MATERIAL AND METHODS: Five Han patients with secundum ASD were recruited, and their tissue samples were analyzed by WES, followed by verification by Sanger sequencing of tissue and blood samples. Further evaluation using blood samples included 452 additional patients with sporadic secundum ASD (212 male and 240 female patients) and 519 healthy subjects (252 male and 267 female subjects) for further verification by a multiplexed MassARRAY system. Bioinformatic analyses were performed to identify novel genetic variants associated with sporadic ASD.
RESULTS: From five patients with sporadic ASD, a total of 181,762 genomic variants in 33 exon loci, validated by Sanger sequencing, were selected and underwent MassARRAY analysis in 452 patients with ASD and 519 healthy subjects.
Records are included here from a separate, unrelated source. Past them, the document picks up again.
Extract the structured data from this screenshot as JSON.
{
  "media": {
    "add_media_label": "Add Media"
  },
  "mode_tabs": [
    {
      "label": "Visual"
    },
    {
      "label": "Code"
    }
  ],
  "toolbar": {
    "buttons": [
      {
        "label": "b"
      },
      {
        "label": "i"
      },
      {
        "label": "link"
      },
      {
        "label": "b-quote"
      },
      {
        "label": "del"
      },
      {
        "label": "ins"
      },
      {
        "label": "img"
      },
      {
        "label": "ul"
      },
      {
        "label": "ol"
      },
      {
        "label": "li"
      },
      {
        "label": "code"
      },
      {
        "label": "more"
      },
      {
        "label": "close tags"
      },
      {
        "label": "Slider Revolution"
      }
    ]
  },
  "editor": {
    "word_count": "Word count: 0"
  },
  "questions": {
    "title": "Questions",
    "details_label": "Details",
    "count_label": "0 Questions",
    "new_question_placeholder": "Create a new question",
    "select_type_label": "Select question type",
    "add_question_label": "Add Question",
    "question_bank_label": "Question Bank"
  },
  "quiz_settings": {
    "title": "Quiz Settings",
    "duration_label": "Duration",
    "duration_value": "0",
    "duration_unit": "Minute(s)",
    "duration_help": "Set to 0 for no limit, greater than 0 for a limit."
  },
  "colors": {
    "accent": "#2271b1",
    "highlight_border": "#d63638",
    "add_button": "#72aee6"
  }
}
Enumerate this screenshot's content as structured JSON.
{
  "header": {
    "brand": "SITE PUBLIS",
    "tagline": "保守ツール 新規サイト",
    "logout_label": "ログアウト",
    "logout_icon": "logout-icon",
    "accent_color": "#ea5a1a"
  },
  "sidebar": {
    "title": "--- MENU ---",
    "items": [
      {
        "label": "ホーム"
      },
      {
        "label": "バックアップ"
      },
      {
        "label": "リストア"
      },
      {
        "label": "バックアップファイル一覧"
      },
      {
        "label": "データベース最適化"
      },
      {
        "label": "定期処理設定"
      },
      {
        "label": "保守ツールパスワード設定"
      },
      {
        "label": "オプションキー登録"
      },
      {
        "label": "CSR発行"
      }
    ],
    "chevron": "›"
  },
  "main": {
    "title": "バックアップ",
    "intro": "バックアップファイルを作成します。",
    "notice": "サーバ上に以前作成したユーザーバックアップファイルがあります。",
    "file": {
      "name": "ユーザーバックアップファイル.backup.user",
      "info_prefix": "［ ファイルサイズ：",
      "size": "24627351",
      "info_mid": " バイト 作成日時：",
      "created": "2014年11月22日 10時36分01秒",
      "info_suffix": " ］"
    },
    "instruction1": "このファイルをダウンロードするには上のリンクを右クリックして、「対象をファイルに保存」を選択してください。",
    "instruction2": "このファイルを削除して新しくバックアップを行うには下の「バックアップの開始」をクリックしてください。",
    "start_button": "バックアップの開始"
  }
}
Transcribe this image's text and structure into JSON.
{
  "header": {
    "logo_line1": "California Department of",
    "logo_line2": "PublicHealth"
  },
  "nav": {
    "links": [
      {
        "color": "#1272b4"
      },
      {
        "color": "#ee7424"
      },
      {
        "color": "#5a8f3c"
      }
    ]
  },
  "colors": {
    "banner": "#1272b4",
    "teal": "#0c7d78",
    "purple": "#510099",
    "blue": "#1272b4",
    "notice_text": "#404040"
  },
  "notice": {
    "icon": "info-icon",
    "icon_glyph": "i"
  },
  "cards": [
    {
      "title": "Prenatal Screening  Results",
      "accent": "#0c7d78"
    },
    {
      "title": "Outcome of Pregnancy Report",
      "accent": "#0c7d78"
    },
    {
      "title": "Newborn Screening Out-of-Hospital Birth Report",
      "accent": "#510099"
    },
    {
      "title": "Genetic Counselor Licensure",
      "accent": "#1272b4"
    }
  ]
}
Three loci with high mutation frequencies, the 138665410 FOXL2 gene variant, the 23862952 MYH6 gene variant, and the 71098693 HYDIN gene variant were found to be significantly associated with sporadic ASD (P<0.05); variants in FOXL2 and MYH6 were found in patients with isolated, sporadic ASD (P<5×10^–4).
CONCLUSIONS: This was the first study that demonstrated variants in FOXL2 and HYDIN associated with sporadic ASD, and supported the use of WES and bioinformatics analysis to identify disease-associated mutations.